Among the stocks on Lipschutz's list are a few I have
mentioned favorably in this space -- Keane Inc., Arrow
Electronics Inc. and Dana Corp. There are also a large number of
stocks I haven't previously looked into but now would like to.

For example, World Color Press, according to Morgan Stanley
Dean Witter, has a P/E ratio of 10.7, an anticipated growth rate
of 16.7 percent, and a PEGGY of 0.64. The Greenwich, Connecticut,
company does printing and related tasks for magazine, book and
other publishers. It has 48 facilities around the U.S. Having
spent the first half of my professional life as a journalist, I
can tell you the company has an excellent reputation for quality
work.

Canadian National Railway Co., based in Montreal, operates
some 64,000 railroad cars carrying grain, wood, coal and other
products on close to 14,000 miles of track in Canada and the U.S.
Morgan Stanley Dean Witter puts its P/E ratio at 7.3 and its
growth rate at 12.4, with a PEGGY of 0.53. (The Bloomberg News
description of the company shows a PEGGY of 0.96, which is
attractive but not as glaringly so.
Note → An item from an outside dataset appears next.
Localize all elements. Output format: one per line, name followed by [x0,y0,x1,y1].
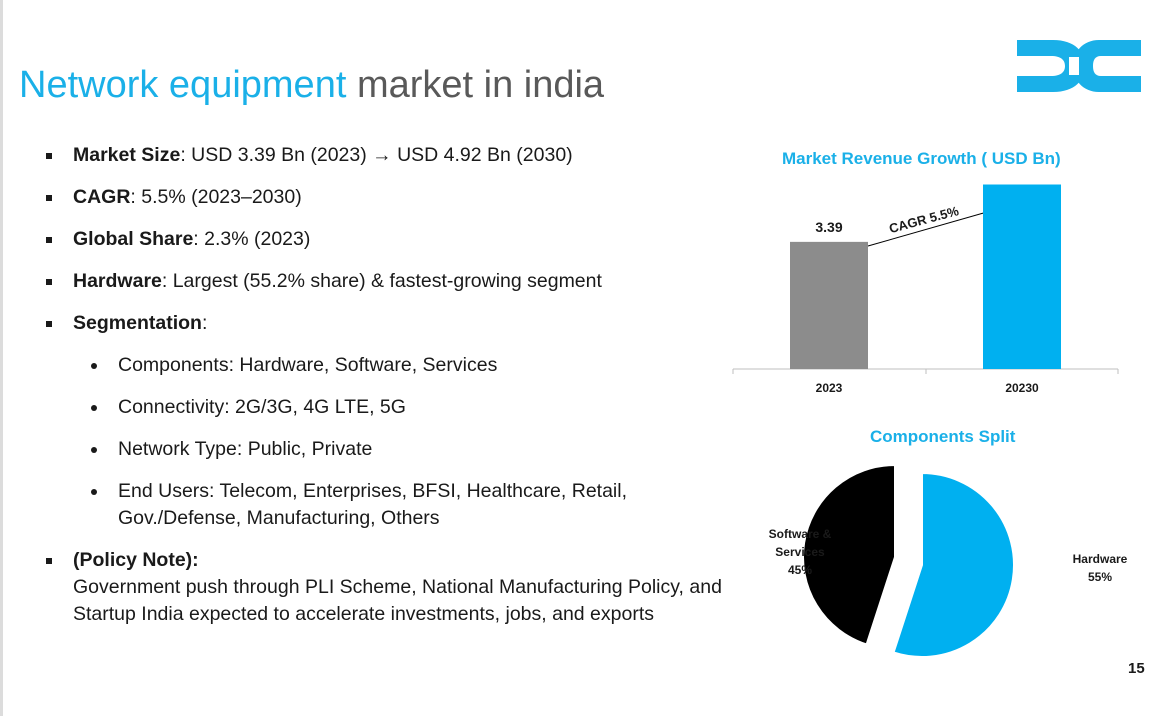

Different databases will
often have varying figures, particularly for the estimated growth
rate.)

A company that particularly surprised me was Revlon, the New
York-based cosmetics giant. Morgan Stanley Dean Witter assigns it
a remarkably low PEGGY of 0.36, based on an 8.8 P/E ratio and a
24.7 percent estimated growth rate. I think analysts are too
optimistic on the growth rate, but I'm intrigued, nevertheless.
Cautionary note: Revlon has posted losses recently, and as of
year-end 1998 it had debt far exceeding stockholders' equity.

Struggling Milacron, a Cincinnati-based maker of such
prosaic products as grinding wheels and industrial magnets, has
rebound potential, in my view. The Lipschutz report gave it a P/E
of 7.2 and a growth rate of 11.9, with a PEGGY of 0.49. I'm old
enough to remember when this was a hot-concept company that would
revolutionize the world with its manufacturing robots. There
aren't many major stocks around selling for less than half their
price in 1981. But if $40.13 was too high 18 years ago, it's just
possible that the current price of $16.56 is too low.